BPOM Luncurkan Pedoman Cara Pembuatan Obat yang Baik di Rumah Sakit

Majalah Farmasetika – Badan Pengawas Obat dan Makanan (BPOM) merilis peraturan nomor 12 tahun 2022 terkait Cara Pembuatan Obat yang Baik (CPOB) di Rumah Sakit pada 20 Juni 2022. PerBPOM ini dibuat untuk menjamin dan memastikan mutu obat yang dibuat di rumah sakit, perlu diatur mengenai cara pembuatan obat yang baik di rumah sakit.

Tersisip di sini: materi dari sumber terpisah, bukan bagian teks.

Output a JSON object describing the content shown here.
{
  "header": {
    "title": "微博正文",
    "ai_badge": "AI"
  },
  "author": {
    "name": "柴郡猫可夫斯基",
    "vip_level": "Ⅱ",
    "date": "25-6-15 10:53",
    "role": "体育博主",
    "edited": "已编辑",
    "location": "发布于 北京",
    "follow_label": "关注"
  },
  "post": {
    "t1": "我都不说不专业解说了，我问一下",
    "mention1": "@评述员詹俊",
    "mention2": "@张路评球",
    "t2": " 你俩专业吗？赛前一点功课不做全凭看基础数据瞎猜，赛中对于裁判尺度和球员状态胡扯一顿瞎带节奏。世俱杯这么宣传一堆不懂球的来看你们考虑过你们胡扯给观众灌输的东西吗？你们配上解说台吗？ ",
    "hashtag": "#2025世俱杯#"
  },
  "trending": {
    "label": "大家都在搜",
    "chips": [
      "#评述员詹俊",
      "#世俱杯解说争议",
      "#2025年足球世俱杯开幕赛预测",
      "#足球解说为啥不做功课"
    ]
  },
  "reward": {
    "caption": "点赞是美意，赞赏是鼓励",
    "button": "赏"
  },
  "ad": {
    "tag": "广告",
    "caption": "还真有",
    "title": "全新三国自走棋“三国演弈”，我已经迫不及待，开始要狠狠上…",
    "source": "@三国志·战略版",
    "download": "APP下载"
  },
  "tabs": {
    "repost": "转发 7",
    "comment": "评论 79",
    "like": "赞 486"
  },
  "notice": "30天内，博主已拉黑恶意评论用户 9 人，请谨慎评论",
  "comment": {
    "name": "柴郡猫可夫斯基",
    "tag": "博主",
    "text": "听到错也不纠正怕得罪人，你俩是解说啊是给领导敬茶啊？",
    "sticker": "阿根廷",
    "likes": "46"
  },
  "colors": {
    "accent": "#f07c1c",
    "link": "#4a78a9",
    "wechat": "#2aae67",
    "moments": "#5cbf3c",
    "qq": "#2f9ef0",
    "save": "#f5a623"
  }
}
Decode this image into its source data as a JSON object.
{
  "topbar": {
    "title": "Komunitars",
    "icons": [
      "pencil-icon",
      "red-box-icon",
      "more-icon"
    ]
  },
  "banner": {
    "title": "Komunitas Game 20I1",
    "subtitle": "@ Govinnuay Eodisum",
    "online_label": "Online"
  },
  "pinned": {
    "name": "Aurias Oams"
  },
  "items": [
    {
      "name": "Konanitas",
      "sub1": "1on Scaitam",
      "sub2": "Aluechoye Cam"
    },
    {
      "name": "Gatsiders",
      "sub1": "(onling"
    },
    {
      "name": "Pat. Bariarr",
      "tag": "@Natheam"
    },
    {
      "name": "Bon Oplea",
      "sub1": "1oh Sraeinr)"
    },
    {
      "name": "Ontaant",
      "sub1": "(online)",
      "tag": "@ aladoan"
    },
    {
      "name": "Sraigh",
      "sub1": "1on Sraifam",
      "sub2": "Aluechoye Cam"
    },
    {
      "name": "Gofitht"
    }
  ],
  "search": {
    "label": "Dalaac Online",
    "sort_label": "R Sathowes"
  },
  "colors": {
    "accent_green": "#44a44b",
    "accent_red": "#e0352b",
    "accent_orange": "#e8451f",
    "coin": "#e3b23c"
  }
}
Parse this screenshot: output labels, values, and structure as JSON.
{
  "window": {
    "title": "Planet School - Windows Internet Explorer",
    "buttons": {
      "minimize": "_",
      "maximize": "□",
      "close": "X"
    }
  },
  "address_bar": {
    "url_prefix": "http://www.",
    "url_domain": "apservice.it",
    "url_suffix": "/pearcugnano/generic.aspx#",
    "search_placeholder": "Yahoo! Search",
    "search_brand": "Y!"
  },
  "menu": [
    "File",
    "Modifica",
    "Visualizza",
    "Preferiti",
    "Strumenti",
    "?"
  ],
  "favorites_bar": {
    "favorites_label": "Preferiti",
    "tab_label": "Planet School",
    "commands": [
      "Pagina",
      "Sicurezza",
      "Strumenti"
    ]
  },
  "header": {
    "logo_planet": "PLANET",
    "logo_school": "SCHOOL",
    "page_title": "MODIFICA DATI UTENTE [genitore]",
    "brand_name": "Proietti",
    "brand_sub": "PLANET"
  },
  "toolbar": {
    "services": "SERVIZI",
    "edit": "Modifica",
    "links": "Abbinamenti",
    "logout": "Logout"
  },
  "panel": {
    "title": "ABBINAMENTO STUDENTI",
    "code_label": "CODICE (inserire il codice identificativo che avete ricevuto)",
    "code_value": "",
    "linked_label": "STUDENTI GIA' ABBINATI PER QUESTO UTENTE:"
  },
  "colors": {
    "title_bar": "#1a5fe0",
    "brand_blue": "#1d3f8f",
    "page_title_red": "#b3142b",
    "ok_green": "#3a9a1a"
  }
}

Selain itu, pengaturan cara pembuatan obat yang baik di instalasi farmasi rumah sakit dan fasilitas yang
melakukan pembuatan sediaan radiofarmaka sebagaimana telah diatur dalam Peraturan Badan Pengawas Obat dan Makanan Nomor 34 Tahun 2018 tentang Pedoman Cara Pembuatan Obat yang Baik, perlu disesuaikan dengan kebutuhan hukum dalam rangka meningkatkan efektivitas, efisiensi, dan optimalisasi penerapan cara pembuatan obat yang baik di rumah sakit sehingga diperlukan pengaturan tersendiri secara lebih lengkap dan komprehensif.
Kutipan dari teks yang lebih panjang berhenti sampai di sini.